Considéré comme un proche du Premier ministre Navin Ramgoolam, Dev Jokhoo a soumis sa démission avec un préavis d’un mois ce mercredi en tant que Commissaire des Prisons. Ce, après 11 mois dans ce fauteuil. Dans une circulaire adressée à ses subalternes, celui a fait carrière au sein de la police affirme avoir fait de son mieux pour les former.

Le passage de Dev Jokhoo au sein de l’administration pénitentiaire n’a pas été de tout repos. Outre les actes de torture sur des détenus à l’Eastern High Security Prison, à Melrose, il a aussi dû gérer le meurtre d’Andy Selmour dans ce même établissement l’année dernière. Le Board of Enquiry qui siège actuellement pour faire la lumière sur ce drame a été mis au-devant d’un catalogue de mauvaise gestion.

Ancien membre de la garde rapprochée de Navin Ramgoolam lors de son premier mandat, Dev Jokhoo a souvent subi les foudres du Premier ministre adjoint Paul Bérenger. En début d’année, le leader du MMM a mis en exergue les traitements de faveur allégués accordés au milliardaire malgache Mamy Ravatomanga à Melrose.

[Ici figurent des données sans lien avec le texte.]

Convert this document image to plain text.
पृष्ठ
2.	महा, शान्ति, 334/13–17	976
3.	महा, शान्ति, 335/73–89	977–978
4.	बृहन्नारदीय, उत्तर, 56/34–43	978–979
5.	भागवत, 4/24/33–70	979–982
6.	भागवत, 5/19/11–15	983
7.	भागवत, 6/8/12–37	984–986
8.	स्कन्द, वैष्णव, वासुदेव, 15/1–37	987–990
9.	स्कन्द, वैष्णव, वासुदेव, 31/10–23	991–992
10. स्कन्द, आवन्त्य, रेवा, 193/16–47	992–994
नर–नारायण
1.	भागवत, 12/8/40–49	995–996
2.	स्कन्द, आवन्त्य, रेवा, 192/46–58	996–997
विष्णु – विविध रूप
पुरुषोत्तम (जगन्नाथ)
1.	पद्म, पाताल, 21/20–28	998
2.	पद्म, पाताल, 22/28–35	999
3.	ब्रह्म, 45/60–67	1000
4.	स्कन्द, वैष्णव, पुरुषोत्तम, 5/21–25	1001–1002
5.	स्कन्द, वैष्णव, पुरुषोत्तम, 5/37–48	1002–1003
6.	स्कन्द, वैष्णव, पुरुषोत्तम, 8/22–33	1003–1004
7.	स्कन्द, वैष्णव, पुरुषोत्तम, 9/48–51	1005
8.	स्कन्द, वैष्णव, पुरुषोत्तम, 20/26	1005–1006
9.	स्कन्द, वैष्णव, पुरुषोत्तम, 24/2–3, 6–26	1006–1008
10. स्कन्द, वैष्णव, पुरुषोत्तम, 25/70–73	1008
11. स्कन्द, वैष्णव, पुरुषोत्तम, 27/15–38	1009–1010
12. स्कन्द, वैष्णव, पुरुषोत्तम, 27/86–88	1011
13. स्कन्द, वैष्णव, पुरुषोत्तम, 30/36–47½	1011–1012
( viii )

À la fin des années 90, Paul Bérenger a critiqué Dev Jokhoo pour sa mission à Madagascar, notamment pour avoir rendu visite à Toorab Bissessur, membre de l’Escadron de la mort pour son rôle dans les assassinats de la rue Gorah Issac, à Plaine-Verte. Après la défaite du Parti travailliste en 2000, Dev Jokhoo avait été transféré de la CID de Port-Louis Sud à la SMF pour avoir voulu interroger des dirigeants de la Banque de Maurice pour le cas de vol de billets de banque usagés censés être brûlés aux Casernes centrales.

Au retour de Navin Ramgoolam au pouvoir en juillet 2005, ce fils d’un ancien chef agent du Parti travailliste au Nord a obtenu une promotion météorite au sein de la police, ce qui l’a propulsé au poste de directeur du National Security Service. C’est qui lui a valu, par la suite, une inculpation dans l’affaire du cambriolage au campement de Navin Ramgoolam, à Roches-Noires, pour lequel il a été blanchi.

Radio One a sollicité Dev Jokhoo pour une réaction, mais il est pris dans des réunions. Il nous a cependant indiqué qu’il attend de savoir s’il peut quitter son poste immédiatement.